Example: EL8 PERC 6/i RAID Controller (Dell R710)
The Dell R710 with the basic PERC 6/i RAID controller PCI hardware device is serviced by the megaraid_sas.ko kernel module which also services many other types of RAID controllers based on the same technology; internally to the Linux kernel, this is known as the LSI SAS1078R device.
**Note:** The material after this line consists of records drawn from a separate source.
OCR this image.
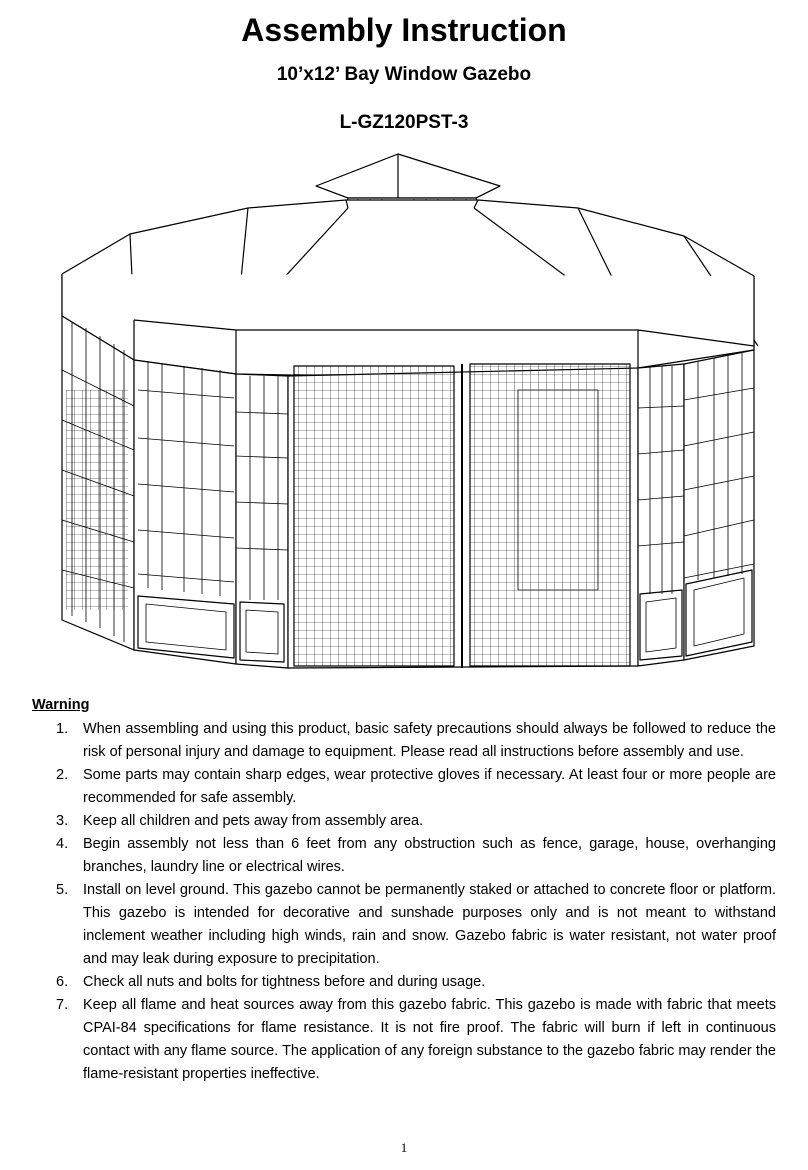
Assembly Instruction
10’x12’ Bay Window Gazebo
L-GZ120PST-3
Warning
1. When assembling and using this product, basic safety precautions should always be followed to reduce the risk of personal injury and damage to equipment. Please read all instructions before assembly and use.
2. Some parts may contain sharp edges, wear protective gloves if necessary. At least four or more people are recommended for safe assembly.
3. Keep all children and pets away from assembly area.
4. Begin assembly not less than 6 feet from any obstruction such as fence, garage, house, overhanging branches, laundry line or electrical wires.
5. Install on level ground. This gazebo cannot be permanently staked or attached to concrete floor or platform. This gazebo is intended for decorative and sunshade purposes only and is not meant to withstand inclement weather including high winds, rain and snow. Gazebo fabric is water resistant, not water proof and may leak during exposure to precipitation.
6. Check all nuts and bolts for tightness before and during usage.
7. Keep all flame and heat sources away from this gazebo fabric. This gazebo is made with fabric that meets CPAI-84 specifications for flame resistance. It is not fire proof. The fabric will burn if left in continuous contact with any flame source. The application of any foreign substance to the gazebo fabric may render the flame-resistant properties ineffective.
1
Red Hat has disabled this PCI device by it's PCI ID within the shared module using a custom function injected into the kernel for PCI devices and must be observed in the source code. In technical terms, this PERC 6/i RAID controller PCI identification is as follows:
- System: 1000:0060
- Subsystem: 1028:1f0c
- https://pci-ids.ucw.cz/read/PC/1000/0060/10281f0c
Start by unpacking the kernel source code:
$ curl -O http://vault.centos.org/8.0.1905/BaseOS/Source/SPackages/kernel-4.18.0-80.7.1.el8_0.src.rpm
$ bsdtar xf kernel-4.18.0-80.7.1.el8_0.src.rpm
$ bsdtar xf linux-4.18.0-80.7.1.el8_0.tar.xz
$ cd linux-4.18.0-80.7.1.el8_0/
Specific Module Source
Working backwards from the specific kernel module, we identify it by name within the source, then identify how it's re-routed to the common function. The identification of the device is declared in the shared header file megaraid_sas.h using a standard C define:
drivers/scsi/megaraid/megaraid_sas.h:
#define PCI_DEVICE_ID_LSI_SAS1078R 0x0060
Given this definition, we can observe that it is now inserted to a custom structure in the source code, aptly named megasas_pci_ids_removed:
drivers/scsi/megaraid/megaraid_sas_base.c:
static struct pci_device_id megasas_pci_ids_removed[] = {
...
{PCI_DEVICE(PCI_VENDOR_ID_LSI_LOGIC, PCI_DEVICE_ID_LSI_SAS1078R)},
...
}
We then observe in the same source code how the above two items are used together:
drivers/scsi/megaraid/megaraid_sas_base.c:
if (pci_device_support_removed(megasas_pci_table,
megasas_pci_ids_removed, pdev))
return -ENODEV
As shown, this routine calls a shared function, pci_device_support_removed, and passes it the structure of disabled devices and the ID of the current device it's scanning.
Shared Module Disablement
The pci_device_support_removed function is defined in the common PCI source code, and includes a very descriptive header:
drivers/pci/pci-driver.c:
/**
* pci_device_support_removed - Tell if a PCI device support is removed
* @ids: array of PCI device id structures to search in
* @dev: the PCI device structure to match against
*
* Used by a driver to check whether this device is in its list of removed
* devices. Returns the matching pci_device_id structure or %NULL if there is
* no match.
*
* Reserved for Internal Red Hat use only.
*/
const struct pci_device_id *pci_device_support_removed(
...
)
The actual internals of this function simply run the comparison of the inputs, and either returns a positive or negative match. However, it also handles the on-screen output of telling the user this device is disabled and also informing the kernel to remove this PCI ID from it's internal structure! The important bit about this last part:
ret = pci_match_id(removed_ids, dev);
if (ret) {
snprintf(devinfo, sizeof(devinfo), "%s %s [%04x:%04x]",
dev_driver_string(&dev->dev), dev_name(&dev->dev),
dev->vendor, dev->device);
mark_hardware_removed(devinfo);
}
This effectively handles the deprecation in two ways; it returns to the child module the PCI ID matched device which is deprecated (hooking into the above code which then returns -ENODEV), and it instructs the kernel itself to remove this PCI ID from the data structures held internally. It's as if it doesn't exist to the kernel at this stage.